Mundane marvels

Stories often depict extraordinary characters and events. Duh. That’s why we tune in. We want to hear about the extremes, the unusual.

But beware! Extraordinary things feel extraordinary only when they are surrounded by ordinary things. In the first Marvel movie, Tony Stark stands in (forgive me) stark contrast with the world around him—a billionaire superhero in an ordinary world—and the result is thrilling.

But in later movies, he teams up with a bunch of superheroes and then more superheroes and then more, and soon everyone in the universe seems to be a superhero, and I’m bored. The story becomes oversaturated with the extraordinary. To quote The Incredibles, when everyone is super, no one is.

Unfortunately, this malady reaches beyond superhero movies. It could afflict any story dealing with extraordinary characters or events—which is to say, most stories.

Take the BBC series Sherlock. Sherlock Holmes is the most extraordinary person in John Watson’s life, and the contrast between them—someone extraordinary beside someone ordinary—is the joy of the show… until the writers reveal that John’s wife is secretly an assassin and John’s therapist is secretly an evil genius.
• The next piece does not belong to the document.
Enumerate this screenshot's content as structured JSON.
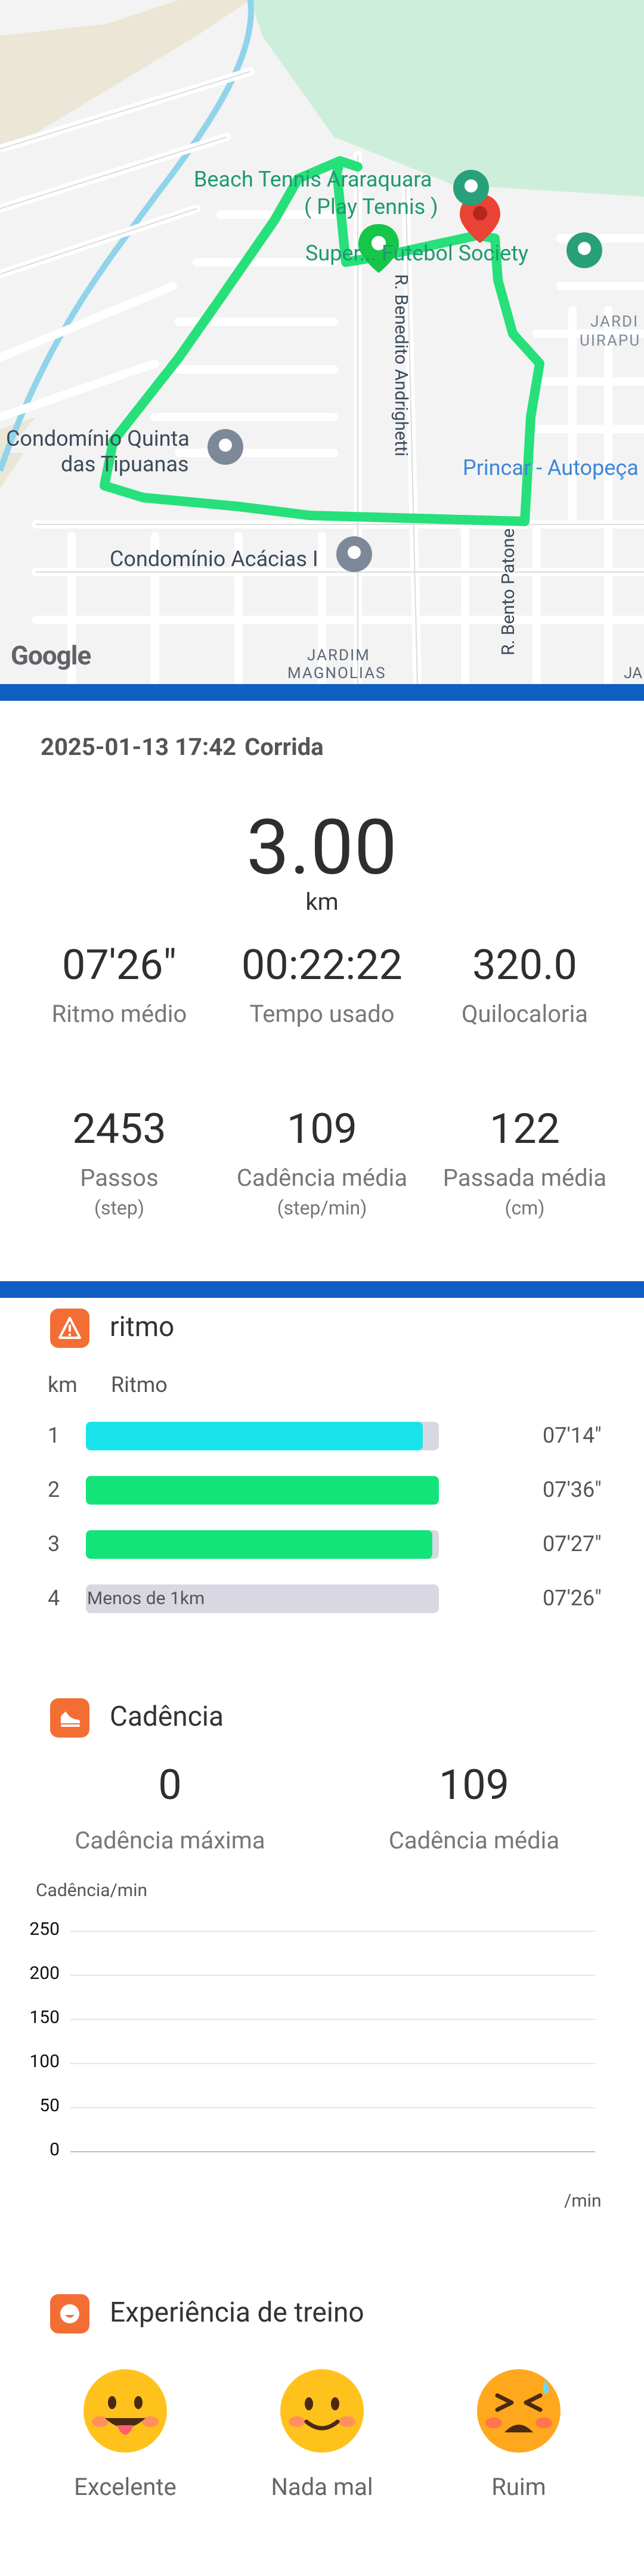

It turns out everyone in John Watson’s life is extraordinary except for John Watson. Yawn.

But hang on. The first two seasons of that show were great. The writers were brilliant. How on earth could they make such a blunder?
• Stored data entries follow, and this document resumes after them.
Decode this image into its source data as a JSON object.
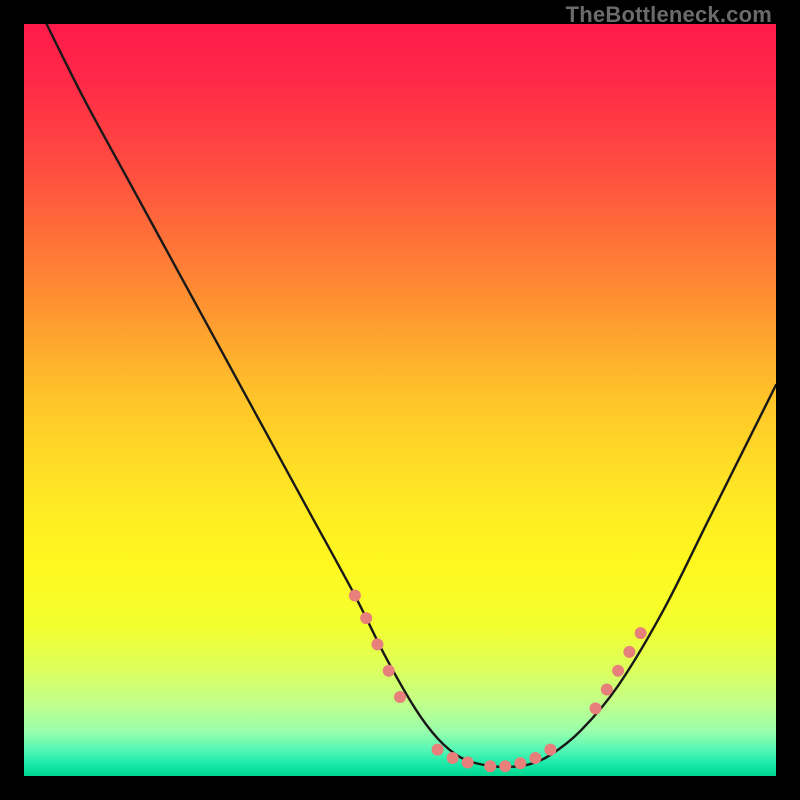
{
  "watermark": "TheBottleneck.com",
  "chart_data": {
    "type": "line",
    "title": "",
    "xlabel": "",
    "ylabel": "",
    "xlim": [
      0,
      100
    ],
    "ylim": [
      0,
      100
    ],
    "grid": false,
    "legend": false,
    "gradient_stops": [
      {
        "offset": 0.0,
        "color": "#ff1a4b"
      },
      {
        "offset": 0.08,
        "color": "#ff2a47"
      },
      {
        "offset": 0.2,
        "color": "#ff5040"
      },
      {
        "offset": 0.35,
        "color": "#ff8a33"
      },
      {
        "offset": 0.5,
        "color": "#ffc529"
      },
      {
        "offset": 0.62,
        "color": "#ffe625"
      },
      {
        "offset": 0.72,
        "color": "#fff81f"
      },
      {
        "offset": 0.8,
        "color": "#f3ff2f"
      },
      {
        "offset": 0.86,
        "color": "#dcff5e"
      },
      {
        "offset": 0.905,
        "color": "#c0ff8c"
      },
      {
        "offset": 0.94,
        "color": "#9affab"
      },
      {
        "offset": 0.965,
        "color": "#55f7b6"
      },
      {
        "offset": 0.985,
        "color": "#17e8a8"
      },
      {
        "offset": 1.0,
        "color": "#00d68f"
      }
    ],
    "series": [
      {
        "name": "bottleneck-curve",
        "color": "#191919",
        "x": [
          3,
          8,
          14,
          20,
          26,
          32,
          38,
          44,
          48,
          52,
          55,
          58,
          61,
          64,
          67,
          70,
          74,
          79,
          85,
          91,
          97,
          100
        ],
        "y": [
          100,
          90,
          79,
          68,
          57,
          46,
          35,
          24,
          16,
          9,
          5,
          2.5,
          1.5,
          1.2,
          1.5,
          2.8,
          6,
          12,
          22,
          34,
          46,
          52
        ]
      }
    ],
    "markers": {
      "name": "highlighted-points",
      "color": "#e77f7b",
      "radius_px": 6,
      "points": [
        {
          "x": 44,
          "y": 24
        },
        {
          "x": 45.5,
          "y": 21
        },
        {
          "x": 47,
          "y": 17.5
        },
        {
          "x": 48.5,
          "y": 14
        },
        {
          "x": 50,
          "y": 10.5
        },
        {
          "x": 55,
          "y": 3.5
        },
        {
          "x": 57,
          "y": 2.4
        },
        {
          "x": 59,
          "y": 1.8
        },
        {
          "x": 62,
          "y": 1.3
        },
        {
          "x": 64,
          "y": 1.3
        },
        {
          "x": 66,
          "y": 1.7
        },
        {
          "x": 68,
          "y": 2.4
        },
        {
          "x": 70,
          "y": 3.5
        },
        {
          "x": 76,
          "y": 9
        },
        {
          "x": 77.5,
          "y": 11.5
        },
        {
          "x": 79,
          "y": 14
        },
        {
          "x": 80.5,
          "y": 16.5
        },
        {
          "x": 82,
          "y": 19
        }
      ]
    }
  }
}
They were too afraid of boring the audience. After two seasons, the writers feared that Sherlock Holmes and his powers were old news. They feared the audience wanted something fresh and exciting.
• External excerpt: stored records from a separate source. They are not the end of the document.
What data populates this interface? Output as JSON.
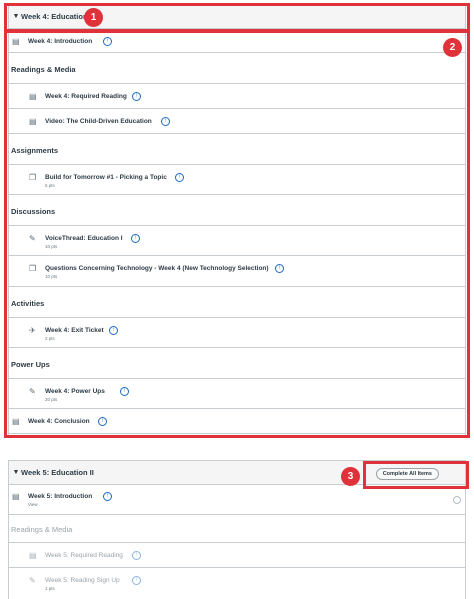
{
  "module1": {
    "title": "Week 4: Education I",
    "items": [
      {
        "kind": "item",
        "icon": "page-icon",
        "glyph": "▤",
        "title": "Week 4: Introduction",
        "indent": 0
      },
      {
        "kind": "header",
        "title": "Readings & Media"
      },
      {
        "kind": "item",
        "icon": "page-icon",
        "glyph": "▤",
        "title": "Week 4: Required Reading",
        "indent": 1
      },
      {
        "kind": "item",
        "icon": "page-icon",
        "glyph": "▤",
        "title": "Video: The Child-Driven Education",
        "indent": 1
      },
      {
        "kind": "header",
        "title": "Assignments"
      },
      {
        "kind": "item",
        "icon": "discussion-icon",
        "glyph": "❐",
        "title": "Build for Tomorrow #1 - Picking a Topic",
        "pts": "5 pts",
        "indent": 1
      },
      {
        "kind": "header",
        "title": "Discussions"
      },
      {
        "kind": "item",
        "icon": "assignment-icon",
        "glyph": "✎",
        "title": "VoiceThread: Education I",
        "pts": "10 pts",
        "indent": 1
      },
      {
        "kind": "item",
        "icon": "discussion-icon",
        "glyph": "❐",
        "title": "Questions Concerning Technology - Week 4 (New Technology Selection)",
        "pts": "10 pts",
        "indent": 1
      },
      {
        "kind": "header",
        "title": "Activities"
      },
      {
        "kind": "item",
        "icon": "quiz-rocket-icon",
        "glyph": "✈",
        "title": "Week 4: Exit Ticket",
        "pts": "2 pts",
        "indent": 1
      },
      {
        "kind": "header",
        "title": "Power Ups"
      },
      {
        "kind": "item",
        "icon": "assignment-icon",
        "glyph": "✎",
        "title": "Week 4: Power Ups",
        "pts": "20 pts",
        "indent": 1
      },
      {
        "kind": "item",
        "icon": "page-icon",
        "glyph": "▤",
        "title": "Week 4: Conclusion",
        "indent": 0
      }
    ]
  },
  "module2": {
    "title": "Week 5: Education II",
    "complete_button": "Complete All Items",
    "items": [
      {
        "kind": "item",
        "icon": "page-icon",
        "glyph": "▤",
        "title": "Week 5: Introduction",
        "sub": "View",
        "indent": 0,
        "radio": true
      },
      {
        "kind": "header",
        "title": "Readings & Media",
        "muted": true
      },
      {
        "kind": "item",
        "icon": "page-icon",
        "glyph": "▤",
        "title": "Week 5: Required Reading",
        "indent": 1,
        "muted": true
      },
      {
        "kind": "item",
        "icon": "assignment-icon",
        "glyph": "✎",
        "title": "Week 5: Reading Sign Up",
        "pts": "1 pts",
        "indent": 1,
        "muted": true
      }
    ]
  },
  "mastery_glyph": "↑",
  "callouts": [
    "1",
    "2",
    "3"
  ],
  "colors": {
    "highlight": "#e0323a",
    "accent": "#1e6bbf",
    "border": "#c7cdd1"
  }
}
Arthur Conan Doyle was wiser. His stories grew in small, ordinary ways. Watson got married (not to an assassin). Holmes’s reputation grew. The two men grew closer. Holmes retired to tend bees.*

These mundane details thrill me. Not only because I care about the characters but also because the ordinary stuff preserves the flavor of the extraordinary stuff. Dessert is delicious, but too much of it makes me sick. And it’s only special when it stands in contrast to dinner.

*OK, and Holmes faked his death. That incident was not ordinary, I grant you.